If you want to eat your food in misery
"Give us day by day our daily bread." Luke 11:3
It is seeing the Lord's providential hand which makes the commonest temporal mercies sweet. Our daily bread—our various earthly and most undeserved comforts—our clothing—our house and home—our family and friends—are all bestowed upon us by God's kind providence! It is doubly sweet when we can receive them as immediately from the hands of God—as though He Himself brought them unto us! Whenever, then, we can see the goodness of God in giving us the bounties of providence, it seems to stamp upon them a double value—and we enjoy them, as it were, with a twofold relish—as coming from His bounteous hand!
If you want to eat your food in misery, take it with a thankless, rebellious heart. If you want to eat in sweetness, take it with a thankful heart—seeing it stamped with the goodness of God. A crust of bread, received thankfully as the gift of God, is sweeter than the richest and daintiest meal in which His hand is not seen—at a table so spread, you may sit down with discontent, and rise up with ingratitude.
"Lord, all my desire is before You. My groaning is not hidden from You." Psalm 38:9
The Lord's people are very subject to carnality, darkness, hardness, deadness, barrenness, and lukewarmness. And sometimes there seems to be only just so much life in their souls as to feel these things—and groan under them. Under these feelings, therefore, they cry to the Lord—they cannot bear that carnality and darkness, barrenness and death—which seems to have taken possession of them.
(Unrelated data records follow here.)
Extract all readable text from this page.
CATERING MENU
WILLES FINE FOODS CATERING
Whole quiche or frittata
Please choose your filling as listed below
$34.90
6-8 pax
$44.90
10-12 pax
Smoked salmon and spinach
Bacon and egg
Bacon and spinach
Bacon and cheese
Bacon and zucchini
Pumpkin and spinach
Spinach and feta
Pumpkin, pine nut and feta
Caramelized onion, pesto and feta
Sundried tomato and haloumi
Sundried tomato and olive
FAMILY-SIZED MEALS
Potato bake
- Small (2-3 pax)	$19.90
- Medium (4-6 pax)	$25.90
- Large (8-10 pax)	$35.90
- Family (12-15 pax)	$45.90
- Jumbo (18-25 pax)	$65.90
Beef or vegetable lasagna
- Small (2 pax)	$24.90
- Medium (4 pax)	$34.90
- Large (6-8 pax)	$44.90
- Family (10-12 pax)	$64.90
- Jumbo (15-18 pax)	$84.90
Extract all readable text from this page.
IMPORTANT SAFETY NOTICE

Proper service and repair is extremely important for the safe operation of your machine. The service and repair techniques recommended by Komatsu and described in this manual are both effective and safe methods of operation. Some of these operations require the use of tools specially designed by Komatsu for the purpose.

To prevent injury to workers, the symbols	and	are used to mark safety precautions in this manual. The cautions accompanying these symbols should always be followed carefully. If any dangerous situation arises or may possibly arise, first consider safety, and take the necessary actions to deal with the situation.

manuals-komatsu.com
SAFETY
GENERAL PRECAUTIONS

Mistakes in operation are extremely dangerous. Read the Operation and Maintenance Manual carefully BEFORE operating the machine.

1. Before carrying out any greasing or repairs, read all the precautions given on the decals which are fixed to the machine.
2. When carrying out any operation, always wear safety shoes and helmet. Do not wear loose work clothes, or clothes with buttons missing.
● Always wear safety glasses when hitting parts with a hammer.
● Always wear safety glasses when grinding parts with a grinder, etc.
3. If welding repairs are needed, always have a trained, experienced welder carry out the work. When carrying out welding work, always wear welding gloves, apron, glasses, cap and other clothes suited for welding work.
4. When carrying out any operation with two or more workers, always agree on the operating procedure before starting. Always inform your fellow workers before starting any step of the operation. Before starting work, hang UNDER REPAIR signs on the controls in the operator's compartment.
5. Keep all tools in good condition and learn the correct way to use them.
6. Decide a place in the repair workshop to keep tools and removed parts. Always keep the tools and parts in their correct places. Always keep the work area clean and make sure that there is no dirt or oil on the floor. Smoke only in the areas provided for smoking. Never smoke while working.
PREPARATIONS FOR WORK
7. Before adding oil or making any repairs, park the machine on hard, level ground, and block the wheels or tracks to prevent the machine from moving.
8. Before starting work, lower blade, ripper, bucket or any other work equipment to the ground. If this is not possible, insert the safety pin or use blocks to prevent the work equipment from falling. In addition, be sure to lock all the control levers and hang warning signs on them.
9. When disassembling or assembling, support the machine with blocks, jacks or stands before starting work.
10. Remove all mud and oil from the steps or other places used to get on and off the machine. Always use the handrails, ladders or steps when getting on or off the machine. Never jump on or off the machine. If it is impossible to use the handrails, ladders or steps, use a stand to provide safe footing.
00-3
They come with these burdens to the throne of grace, beseeching the Lord to revive His work in their hearts.
What is implied in the expression, 'my groaning'? Do we not groan under a sense of pain? It is the most natural expression of our feelings when we are under acute suffering. The woman in travail of childbirth—the patient under the keen knife of the surgeon—the man afflicted with some painful internal disease—can only give vent to their distressing feelings by groaning. And is it not so spiritually? When the Lord's people groan, it shows there is some painful sensation experienced within them—and these painful feelings they can only express by groaning aloud before the footstool of mercy!